Now, she notes, student teachers must think and act like real classroom teachers. They must understand their students, evaluate student work, and use formative assessments. “I love the fact that they video record and analyze what they are doing. The [portfolio] commentaries really force them to think about their work,” she said. “They are forced to teach in every sense of the word.”
Wade notes that Plachy was highly organized and detail oriented and did not procrastinate—which was immensely helpful during student teaching and edTPA. But she also put a lot of pressure on herself to be perfect. That was where Wade stepped in.

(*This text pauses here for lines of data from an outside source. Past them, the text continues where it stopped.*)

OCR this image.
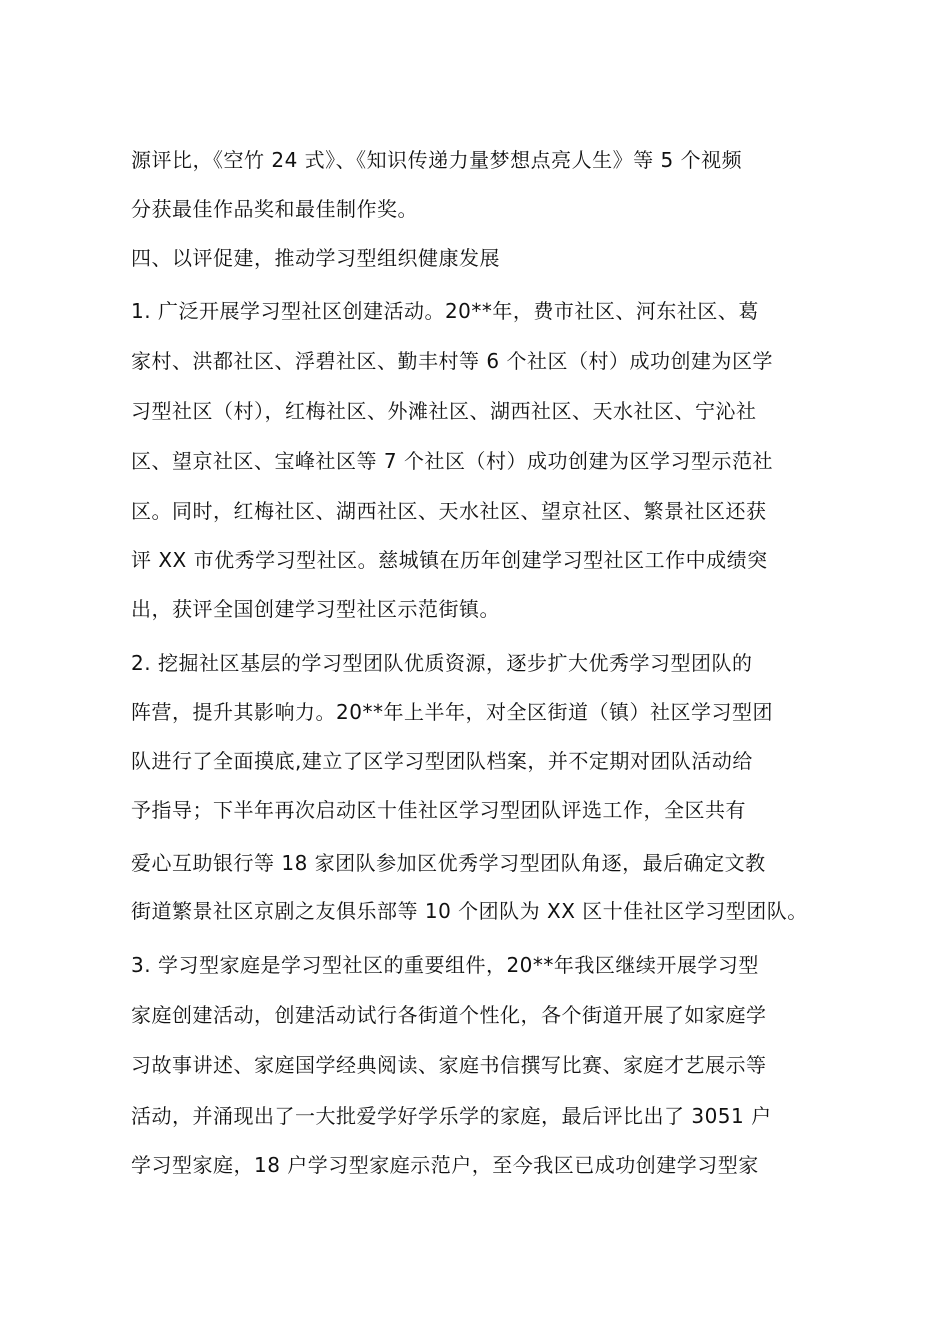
源评比，《空竹 24 式》、《知识传递力量梦想点亮人生》等 5 个视频
分获最佳作品奖和最佳制作奖。
四、以评促建，推动学习型组织健康发展
1. 广泛开展学习型社区创建活动。20**年，费市社区、河东社区、葛
家村、洪都社区、浮碧社区、勤丰村等 6 个社区（村）成功创建为区学
习型社区（村），红梅社区、外滩社区、湖西社区、天水社区、宁沁社
区、望京社区、宝峰社区等 7 个社区（村）成功创建为区学习型示范社
区。同时，红梅社区、湖西社区、天水社区、望京社区、繁景社区还获
评 XX 市优秀学习型社区。慈城镇在历年创建学习型社区工作中成绩突
出，获评全国创建学习型社区示范街镇。
2. 挖掘社区基层的学习型团队优质资源，逐步扩大优秀学习型团队的
阵营，提升其影响力。20**年上半年，对全区街道（镇）社区学习型团
队进行了全面摸底,建立了区学习型团队档案，并不定期对团队活动给
予指导；下半年再次启动区十佳社区学习型团队评选工作，全区共有
爱心互助银行等 18 家团队参加区优秀学习型团队角逐，最后确定文教
街道繁景社区京剧之友俱乐部等 10 个团队为 XX 区十佳社区学习型团队。
3. 学习型家庭是学习型社区的重要组件，20**年我区继续开展学习型
家庭创建活动，创建活动试行各街道个性化，各个街道开展了如家庭学
习故事讲述、家庭国学经典阅读、家庭书信撰写比赛、家庭才艺展示等
活动，并涌现出了一大批爱学好学乐学的家庭，最后评比出了 3051 户
学习型家庭，18 户学习型家庭示范户，至今我区已成功创建学习型家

“I’m kind of like a mama bear. I wanted to make sure she was OK,” says Wade. “She has high standards. I had to be there to say, ‘Not everything is going to all work out the way it is supposed to. You have to be flexible.’ ” The edTPA rubrics helped with these conversations by giving Wade and Plachy a framework around which to discuss lessons and planning. Wade never told Plachy what to say or do, instead offering her a sounding board.
“We were reflective every single day. We did a lot of talking and reflecting,” Wade recalls. “That was one of the most important things. We talked about her back-up plans when things don’t work.”
But the lessons didn’t stop with Plachy. Wade says she learned as well. “This process made me look at what I was doing. As veteran teachers, we get a little comfortable. Teaching becomes automatic,” says Wade. “Now when a student teacher comes in, it reminds me of the extra effort I should be making.”
Wade understands that some teachers might shy away from working with candidates going through edTPA. “It does require them to do more. But teachers who are interested in growing new teachers and helping them to stay in the profession will be interested,” she explained. “This edTPA process makes the teaching experience more realistic for the candidates so that when they are in the real classroom, they are not like deer caught in the headlights.”
Wade said she was not surprised that Plachy received passing edTPA scores from national scorers and positive feedback from local faculty. More important, though, A. E. Beach leaders saw enough from Plachy that they not only offered her a position at the school next fall, but hired her as soon as she graduated to fill a spot for the remainder of this school year that had been vacated by a full-time teacher.
“She’s doing really well,” Wade says of her new colleague. “She was prepared.”